Selebihnya, partai terlihat tak mau repot-repot membenahi persoalan internal yang justru lebih krusial yang merupakan fungsi utamanya, yakni sebagai medium untuk perekrutan dan kaderisasi serta sebagai corong pendidikan dan sosialisasi politik kepada masyarakat (Miriam Budiardjo, 2008).
Padahal jika partai politik berhasil menjalankan kewajiban terpentingnya, tak peduli sistem proporsional apapun yang diterapkan pada saat pemilu nanti, partai berpotensi tetap mendapatkan suara dan simpati dari para pemilih saat pelaksanaan pemilu.

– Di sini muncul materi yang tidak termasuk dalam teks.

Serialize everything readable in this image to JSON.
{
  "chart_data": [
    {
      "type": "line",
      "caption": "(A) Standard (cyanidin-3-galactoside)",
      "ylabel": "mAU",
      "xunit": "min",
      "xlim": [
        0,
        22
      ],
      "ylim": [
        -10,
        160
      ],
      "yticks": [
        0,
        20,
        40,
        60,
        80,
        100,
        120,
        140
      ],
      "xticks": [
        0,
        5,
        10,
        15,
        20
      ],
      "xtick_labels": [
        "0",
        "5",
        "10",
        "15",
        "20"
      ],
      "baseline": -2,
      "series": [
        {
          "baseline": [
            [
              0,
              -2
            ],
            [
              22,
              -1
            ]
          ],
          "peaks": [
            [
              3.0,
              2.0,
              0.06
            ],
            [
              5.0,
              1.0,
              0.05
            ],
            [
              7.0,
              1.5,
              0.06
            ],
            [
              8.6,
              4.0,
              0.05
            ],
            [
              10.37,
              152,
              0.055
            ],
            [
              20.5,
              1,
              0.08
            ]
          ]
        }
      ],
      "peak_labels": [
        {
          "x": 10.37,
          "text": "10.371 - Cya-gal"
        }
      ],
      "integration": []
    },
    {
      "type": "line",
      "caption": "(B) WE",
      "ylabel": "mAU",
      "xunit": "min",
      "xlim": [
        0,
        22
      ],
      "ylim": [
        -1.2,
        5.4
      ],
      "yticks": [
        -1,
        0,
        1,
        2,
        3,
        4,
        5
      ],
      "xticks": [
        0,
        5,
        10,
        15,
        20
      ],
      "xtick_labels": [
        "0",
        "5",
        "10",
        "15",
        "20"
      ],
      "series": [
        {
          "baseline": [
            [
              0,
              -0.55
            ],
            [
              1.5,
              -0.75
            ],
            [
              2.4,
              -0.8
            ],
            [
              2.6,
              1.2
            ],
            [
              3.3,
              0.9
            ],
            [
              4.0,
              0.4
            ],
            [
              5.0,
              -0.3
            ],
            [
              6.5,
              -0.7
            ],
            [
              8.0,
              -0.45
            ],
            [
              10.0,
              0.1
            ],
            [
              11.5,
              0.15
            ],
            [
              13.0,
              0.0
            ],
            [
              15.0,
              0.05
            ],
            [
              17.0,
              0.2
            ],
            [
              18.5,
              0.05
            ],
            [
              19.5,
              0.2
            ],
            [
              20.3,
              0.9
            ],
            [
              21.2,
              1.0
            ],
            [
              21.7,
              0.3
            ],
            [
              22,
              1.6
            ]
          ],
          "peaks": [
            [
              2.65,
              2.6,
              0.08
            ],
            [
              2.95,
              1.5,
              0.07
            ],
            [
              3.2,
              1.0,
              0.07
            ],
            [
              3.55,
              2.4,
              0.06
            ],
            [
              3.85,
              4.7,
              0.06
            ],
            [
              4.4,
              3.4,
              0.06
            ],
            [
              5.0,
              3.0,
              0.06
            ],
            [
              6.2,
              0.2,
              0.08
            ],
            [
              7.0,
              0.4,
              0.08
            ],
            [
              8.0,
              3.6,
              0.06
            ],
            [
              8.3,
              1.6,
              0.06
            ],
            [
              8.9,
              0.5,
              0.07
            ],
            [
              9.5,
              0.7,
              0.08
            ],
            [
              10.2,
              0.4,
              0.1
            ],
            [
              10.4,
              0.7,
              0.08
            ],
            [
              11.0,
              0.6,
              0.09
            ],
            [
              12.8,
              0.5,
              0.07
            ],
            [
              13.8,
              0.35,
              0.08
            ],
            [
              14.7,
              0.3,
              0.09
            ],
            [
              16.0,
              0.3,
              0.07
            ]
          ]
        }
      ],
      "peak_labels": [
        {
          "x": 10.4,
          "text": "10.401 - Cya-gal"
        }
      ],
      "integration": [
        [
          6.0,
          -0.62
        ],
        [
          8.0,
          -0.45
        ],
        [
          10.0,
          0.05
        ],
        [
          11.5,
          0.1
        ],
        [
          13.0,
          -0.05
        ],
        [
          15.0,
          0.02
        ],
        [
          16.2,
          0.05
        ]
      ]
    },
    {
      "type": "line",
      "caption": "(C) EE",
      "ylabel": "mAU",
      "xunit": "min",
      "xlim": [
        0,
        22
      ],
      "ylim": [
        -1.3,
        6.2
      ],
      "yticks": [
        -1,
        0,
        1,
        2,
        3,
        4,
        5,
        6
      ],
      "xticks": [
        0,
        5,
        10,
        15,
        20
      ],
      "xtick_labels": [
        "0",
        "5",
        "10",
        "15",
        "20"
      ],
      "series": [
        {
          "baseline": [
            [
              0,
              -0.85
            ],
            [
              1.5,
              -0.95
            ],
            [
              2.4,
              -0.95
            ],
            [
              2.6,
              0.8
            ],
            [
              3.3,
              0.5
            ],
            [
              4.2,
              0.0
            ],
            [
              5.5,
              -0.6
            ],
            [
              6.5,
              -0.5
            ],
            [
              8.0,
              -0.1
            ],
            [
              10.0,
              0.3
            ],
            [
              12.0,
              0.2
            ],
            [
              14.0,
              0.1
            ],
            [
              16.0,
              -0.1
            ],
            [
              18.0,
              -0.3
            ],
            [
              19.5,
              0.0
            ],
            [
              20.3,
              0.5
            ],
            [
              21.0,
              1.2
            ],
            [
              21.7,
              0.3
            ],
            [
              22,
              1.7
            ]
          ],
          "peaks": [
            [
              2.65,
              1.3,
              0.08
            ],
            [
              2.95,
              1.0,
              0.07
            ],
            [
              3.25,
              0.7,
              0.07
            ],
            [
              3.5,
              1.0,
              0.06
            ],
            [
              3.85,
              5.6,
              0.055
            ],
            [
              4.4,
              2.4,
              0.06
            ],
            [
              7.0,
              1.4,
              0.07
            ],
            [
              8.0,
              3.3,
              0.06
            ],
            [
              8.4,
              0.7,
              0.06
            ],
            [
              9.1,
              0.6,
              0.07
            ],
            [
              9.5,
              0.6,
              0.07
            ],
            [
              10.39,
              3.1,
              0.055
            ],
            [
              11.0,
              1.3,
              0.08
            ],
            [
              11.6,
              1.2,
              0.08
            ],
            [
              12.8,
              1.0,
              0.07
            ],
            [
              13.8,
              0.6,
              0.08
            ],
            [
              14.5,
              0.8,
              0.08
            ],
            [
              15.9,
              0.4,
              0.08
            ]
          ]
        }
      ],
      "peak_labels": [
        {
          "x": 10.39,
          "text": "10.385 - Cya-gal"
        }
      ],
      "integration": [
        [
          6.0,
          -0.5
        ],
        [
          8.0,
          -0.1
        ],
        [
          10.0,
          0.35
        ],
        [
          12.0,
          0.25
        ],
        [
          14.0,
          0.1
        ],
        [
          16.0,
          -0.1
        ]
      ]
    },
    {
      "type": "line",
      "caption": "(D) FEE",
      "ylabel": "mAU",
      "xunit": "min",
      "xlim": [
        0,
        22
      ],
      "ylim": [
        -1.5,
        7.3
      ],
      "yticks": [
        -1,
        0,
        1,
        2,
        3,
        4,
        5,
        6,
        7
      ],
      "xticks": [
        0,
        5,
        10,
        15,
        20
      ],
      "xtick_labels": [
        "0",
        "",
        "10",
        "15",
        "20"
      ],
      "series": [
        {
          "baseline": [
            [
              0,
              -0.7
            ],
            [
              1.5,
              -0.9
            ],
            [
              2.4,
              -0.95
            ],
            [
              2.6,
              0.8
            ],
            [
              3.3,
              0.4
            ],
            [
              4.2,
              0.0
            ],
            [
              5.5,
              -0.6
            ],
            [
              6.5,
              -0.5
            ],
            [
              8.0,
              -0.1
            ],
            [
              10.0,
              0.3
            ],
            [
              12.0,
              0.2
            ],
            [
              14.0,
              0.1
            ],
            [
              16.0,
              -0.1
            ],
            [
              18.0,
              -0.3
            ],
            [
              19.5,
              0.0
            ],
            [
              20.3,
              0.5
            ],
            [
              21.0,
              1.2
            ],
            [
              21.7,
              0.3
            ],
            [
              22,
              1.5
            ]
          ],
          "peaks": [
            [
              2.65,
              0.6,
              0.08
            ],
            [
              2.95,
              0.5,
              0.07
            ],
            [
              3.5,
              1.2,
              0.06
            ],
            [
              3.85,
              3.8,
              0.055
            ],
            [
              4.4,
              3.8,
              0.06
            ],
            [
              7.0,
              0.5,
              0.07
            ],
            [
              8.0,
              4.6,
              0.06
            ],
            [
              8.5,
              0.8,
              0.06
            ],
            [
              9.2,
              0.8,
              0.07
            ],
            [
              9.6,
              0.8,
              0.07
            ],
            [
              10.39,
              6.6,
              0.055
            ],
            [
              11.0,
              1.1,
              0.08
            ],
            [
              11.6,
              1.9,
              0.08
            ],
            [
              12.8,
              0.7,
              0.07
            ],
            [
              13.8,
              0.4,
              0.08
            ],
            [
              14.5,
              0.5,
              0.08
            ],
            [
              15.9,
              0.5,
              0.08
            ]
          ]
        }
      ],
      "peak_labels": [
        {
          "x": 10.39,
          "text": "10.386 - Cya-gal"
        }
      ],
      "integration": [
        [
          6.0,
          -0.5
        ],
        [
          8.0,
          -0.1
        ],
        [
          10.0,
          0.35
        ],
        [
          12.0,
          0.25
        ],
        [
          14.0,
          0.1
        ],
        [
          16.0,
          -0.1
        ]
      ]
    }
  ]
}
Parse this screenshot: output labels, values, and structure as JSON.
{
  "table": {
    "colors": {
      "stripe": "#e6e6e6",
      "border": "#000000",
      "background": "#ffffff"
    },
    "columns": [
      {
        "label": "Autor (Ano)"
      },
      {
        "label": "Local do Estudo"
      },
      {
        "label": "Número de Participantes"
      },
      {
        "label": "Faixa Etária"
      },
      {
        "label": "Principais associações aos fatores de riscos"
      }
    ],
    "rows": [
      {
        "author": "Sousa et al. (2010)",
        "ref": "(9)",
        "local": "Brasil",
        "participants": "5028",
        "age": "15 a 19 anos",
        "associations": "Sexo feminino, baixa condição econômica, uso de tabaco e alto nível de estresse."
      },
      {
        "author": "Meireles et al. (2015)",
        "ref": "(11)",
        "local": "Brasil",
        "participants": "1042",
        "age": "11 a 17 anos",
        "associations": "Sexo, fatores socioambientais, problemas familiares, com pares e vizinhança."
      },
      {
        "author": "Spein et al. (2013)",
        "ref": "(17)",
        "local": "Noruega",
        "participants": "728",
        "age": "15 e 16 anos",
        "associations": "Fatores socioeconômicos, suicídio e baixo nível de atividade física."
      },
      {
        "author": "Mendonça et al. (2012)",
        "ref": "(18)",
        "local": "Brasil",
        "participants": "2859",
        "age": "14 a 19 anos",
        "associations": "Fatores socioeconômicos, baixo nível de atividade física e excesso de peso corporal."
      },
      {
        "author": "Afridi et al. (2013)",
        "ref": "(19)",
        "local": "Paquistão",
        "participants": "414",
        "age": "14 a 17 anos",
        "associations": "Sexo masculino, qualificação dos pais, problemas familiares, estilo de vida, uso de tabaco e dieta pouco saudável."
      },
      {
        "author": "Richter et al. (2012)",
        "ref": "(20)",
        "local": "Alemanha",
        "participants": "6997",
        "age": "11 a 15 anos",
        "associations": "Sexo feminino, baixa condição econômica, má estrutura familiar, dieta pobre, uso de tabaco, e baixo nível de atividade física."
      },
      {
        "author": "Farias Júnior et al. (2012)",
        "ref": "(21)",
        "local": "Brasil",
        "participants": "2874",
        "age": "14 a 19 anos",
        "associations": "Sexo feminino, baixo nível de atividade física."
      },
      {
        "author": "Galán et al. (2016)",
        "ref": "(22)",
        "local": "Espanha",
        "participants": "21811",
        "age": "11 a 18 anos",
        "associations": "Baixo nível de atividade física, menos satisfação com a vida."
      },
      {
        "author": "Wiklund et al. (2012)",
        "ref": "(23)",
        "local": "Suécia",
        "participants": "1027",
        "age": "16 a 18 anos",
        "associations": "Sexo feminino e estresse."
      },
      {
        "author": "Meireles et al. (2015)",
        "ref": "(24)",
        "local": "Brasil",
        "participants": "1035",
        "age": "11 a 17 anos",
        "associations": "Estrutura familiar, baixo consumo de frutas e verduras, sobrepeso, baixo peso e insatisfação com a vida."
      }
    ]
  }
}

Baca Juga: Mengenal Apa Itu Sistem Proporsional Tertutup yang Disebut Bakal Dipakai dalam Pemilu 2024
Suara untuk Partai Tidak Datang dari Popularitas
Yang lupa disadari oleh partai politik (parpol) ketika bicara tentang kekuasaan adalah, bahwasanya partai hanya mampu mendapatkannya lewat simpati dan keinginan pemilih (voter) yang diwujudkan dalam perilaku memilih di dalam kotak suara.
Dalam setiap wacana politik yang bergulir, selalu topik tentang rakyat (yang merupakan pemilih dan pemberi suara bagi partai) tidak ikut disertakan.
Rakyat hanya dianggap sebagai sesuatu yang pasif, yang menonton adegan kebisingan partai politik saat berusaha dengan segala cara untuk mencapai tampuk kepemimpinan.
Hal lain yang kerap diabaikan oleh parpol dalam meraih dan mempertahankan kekuasaan secara konstan adalah dengan menjaga serta mempertahankan loyalitas pemilih terhadap partai.
Sayangnya loyalitas ini tidak akan pernah terbentuk apabila pemilih tidak memiliki kedekatan dengan parpol maupun kader-kadernya.